When we get to the third moment of truth, Toastmasters reminds us that “The club retains members by providing a fun, friendly, and supportive environment that encourages enjoyable learning.” That feels a little off to me. It may be true that we want to retain members, but it seems to me that we should focus on providing the best educational experience we can. If we do that, we’ll build a club full of satisfied speakers and leaders.
However you approach this moment, the steps recommended by Toastmasters are
- Members greet guests and make them feel welcome.
- The vice president education (VPE) regularly plans enjoyable, dynamic educational programs with exciting, thought-provoking themes.
- The club enjoys regularly scheduled social events.

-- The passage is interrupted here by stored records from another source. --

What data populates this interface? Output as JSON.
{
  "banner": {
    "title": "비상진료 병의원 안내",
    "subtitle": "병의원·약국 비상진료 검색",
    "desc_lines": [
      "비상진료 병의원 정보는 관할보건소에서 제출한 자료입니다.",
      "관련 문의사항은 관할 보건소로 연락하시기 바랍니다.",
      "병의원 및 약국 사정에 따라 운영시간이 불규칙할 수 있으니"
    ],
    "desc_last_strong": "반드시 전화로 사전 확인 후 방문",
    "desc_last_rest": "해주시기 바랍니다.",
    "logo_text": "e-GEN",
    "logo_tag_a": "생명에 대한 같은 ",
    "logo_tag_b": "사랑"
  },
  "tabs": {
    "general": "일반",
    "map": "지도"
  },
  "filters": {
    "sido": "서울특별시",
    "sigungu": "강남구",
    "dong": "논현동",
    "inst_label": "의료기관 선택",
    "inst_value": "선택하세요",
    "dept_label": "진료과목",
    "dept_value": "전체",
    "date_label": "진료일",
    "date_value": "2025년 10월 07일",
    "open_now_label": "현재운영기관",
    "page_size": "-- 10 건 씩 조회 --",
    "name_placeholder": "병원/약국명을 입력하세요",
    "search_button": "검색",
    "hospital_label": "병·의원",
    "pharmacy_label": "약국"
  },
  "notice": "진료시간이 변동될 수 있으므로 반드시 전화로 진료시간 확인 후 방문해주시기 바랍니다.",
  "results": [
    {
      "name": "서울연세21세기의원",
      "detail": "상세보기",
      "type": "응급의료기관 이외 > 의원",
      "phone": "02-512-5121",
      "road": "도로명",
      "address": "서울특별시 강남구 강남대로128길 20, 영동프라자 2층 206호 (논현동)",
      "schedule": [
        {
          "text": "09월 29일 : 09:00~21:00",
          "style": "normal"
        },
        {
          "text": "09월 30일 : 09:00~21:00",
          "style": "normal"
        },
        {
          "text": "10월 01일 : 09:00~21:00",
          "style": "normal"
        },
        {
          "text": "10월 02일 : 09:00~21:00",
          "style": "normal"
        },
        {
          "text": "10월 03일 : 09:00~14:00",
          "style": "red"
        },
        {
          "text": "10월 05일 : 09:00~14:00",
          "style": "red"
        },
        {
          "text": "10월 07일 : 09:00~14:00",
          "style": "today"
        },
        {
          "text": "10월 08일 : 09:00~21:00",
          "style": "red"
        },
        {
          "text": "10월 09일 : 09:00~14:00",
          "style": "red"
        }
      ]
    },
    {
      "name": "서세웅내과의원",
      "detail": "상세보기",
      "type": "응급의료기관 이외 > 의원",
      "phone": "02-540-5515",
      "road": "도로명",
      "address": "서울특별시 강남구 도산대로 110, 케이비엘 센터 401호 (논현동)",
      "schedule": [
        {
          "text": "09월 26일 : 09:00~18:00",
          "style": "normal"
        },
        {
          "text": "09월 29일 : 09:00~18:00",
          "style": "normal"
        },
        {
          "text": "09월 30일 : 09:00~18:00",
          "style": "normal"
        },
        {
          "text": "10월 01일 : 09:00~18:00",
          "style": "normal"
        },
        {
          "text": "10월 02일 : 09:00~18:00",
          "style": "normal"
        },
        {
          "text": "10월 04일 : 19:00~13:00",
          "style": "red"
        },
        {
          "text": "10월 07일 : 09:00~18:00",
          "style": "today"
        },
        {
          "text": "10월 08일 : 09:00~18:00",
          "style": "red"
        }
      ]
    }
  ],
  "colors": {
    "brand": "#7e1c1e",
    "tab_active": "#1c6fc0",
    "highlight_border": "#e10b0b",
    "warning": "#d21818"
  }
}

- Encourage club members to participate in area, district, and international events.
- Promote and encourage inter-club events.
- Issue a club newsletter regularly and maintain a website.
There’s plenty of opportunity there, and all we have to do is decide what kind of club we want to have and how we want to build it. We don’t talk about social events much in the club, but I can recall club outings to Peking Gourmet Inn, China Wok, Corner Bakery, Mr. Y, and a Malaysian restaurant downtown. I’ve wondered, at least briefly, how we might take advantage of the webcasts of the International Speech Contest finals, and this year we might be able to take advantage of the International Convention here in Washington. If we don’t attend Toastmaster functions as a group, what are some ways we can find for the members who attend to share the benefits with the club?
I’ll throw out just two ideas about meetings. We’re lucky to have a mix of experienced and brand-new members in the club. How can we tap the experience of the long-term members to the advantage of the new members? By my count, there are at least 11 presentations in the Successful Club, Leadership Excellence, and Better Speaker series. That’s a lot of learning that’s possible as well as opportunity for presenters to accumulate credit towards advanced designations. And how can we make better use of themed meetings? I’ve written here before about the way Creative Mornings uses themes—are there opportunities for us to do the same?